Past events with invited speakers

2024

DOUBLE SEMINAR - Tim Mitchison and Carsten Janke

Tim Mitchison is from Harvard Medical School. In 1984, he discovered that microtubules are dynamic and thus established microtubule research field as we know it today.  


Carsten Janke, from Institut Curie, is one of the leading scientists in the field, describing how microtubule systems are regulated by the tubulin code.

 

Abstract: Diversifying cytoskeletal functions with the tubulin code


Microtubules are highly versatile cytoskeletal fibres that fulfil essential functions in every eukaryotic cell. Despite this functional diversity, microtubules and their basic building blocks - the tubulin proteins - are highly conserved throughout evolution. One of the key questions in biology is thus how microtubules can adapt to different functions. I will present how a mechanism called the Tubulin Code contributes to the functional diversification of the microtubule cytoskeleton. 


Tubulin is expressed from different genes (isotypes) and abundantly posttranslationally modified.
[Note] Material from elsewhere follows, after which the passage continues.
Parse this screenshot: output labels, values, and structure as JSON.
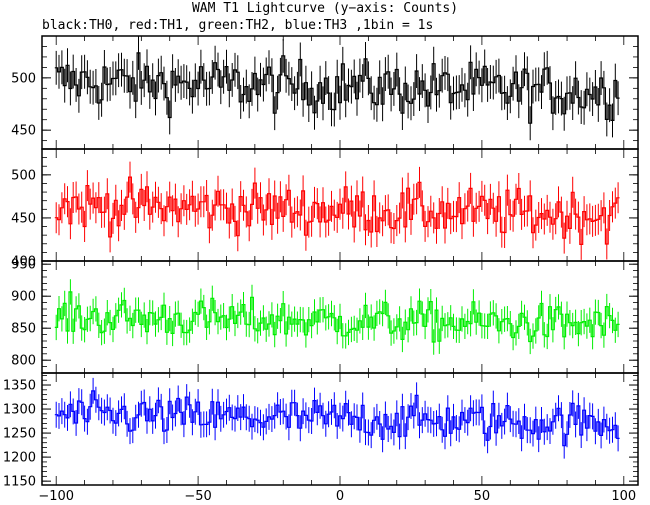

While this molecular diversity does in most cases only subtly change the behaviour of the microtubule cytoskeleton at the molecular level, it appears that it has strong impacts at the organism and lifetime scale. 


Our lab uses mouse models in which single or multiple tubulin-modifying enzymes are knocked out to determine their physiological functions. We demonstrated that alterations in the tubulin modification glutamylation causes neurodegeneration with defects in axonal cargo transport. Changes in glutamylation can also lead to male infertility and retina degeneration. When we abolished another modification, glycylation, we observed male subfertility in mice with sperm swimming along abnormal trajectories. These finding strongly underpin the role of the tubulin code for organism homeostasis. Our current focus is to determine the molecular mechanisms underlying those physiological functions, which we do in a combination of in-vitro reconstitution and cell-biology experiments.

Mechanisms of cytoskeleton symmetry breaking during asymmetric cell division - Emmanuel Derivery

Polarized cells rely on a polarized cytoskeleton for polarized trafficking, oriented migration and spindle orientation. For instance, during asymmetric cell division, the anaphase midzone becomes asymmetric, with more microtubules on one side than the other, which polarizes the segregation of signalling endosomes containing cell-fate determinants to only one daughter cell, thus contributing to cell fate determination.  Here, I will discuss ongoing work from my lab to unravel the molecular mechanisms of anaphase midzone symmetry breaking, combining in vitro reconstitution of cytoskeleton dynamics, genetic screens in flies, and a synthetic biology approach aiming at reconstituting artificial polarity in unpolarised cells. Specifically, we found that central spindle asymmetry is conserved from flies to mammals and arises downstream of cortical phosphorylation by the aPKC subunit of the Par complex via Elongator, Kinesin13 and CAMSAP/Patronin. 

2023

Reverse engineering of dynamic microtubule architectures from purified components - Thomas Surrey

During cell division, the mitotic spindles self-assembles which requires the activities of microtubule nucleators, antagonistic molecular motors and regulators of microtubule dynamics. The design principles of such self-organized cytoskeletal architectures are however still not understood. To develop a mechanistic understanding of cytoskeletal self-organization based on basic biophysical and biochemical principles, we reverse-engineer dynamic sub-architectures of the human microtubule cytoskeleton. Using in vitro experiments with purified proteins and computer simulations, we explore the possible morphological organisations accessible with plus or minus-end directed mitotic motors, microtubule nucleators and depolymerases. Our results provide new insight into the morphogenetic potential mitotic cytoskeletal subsystems, helping to understand the molecular design principles of mitotic microtubule architectures.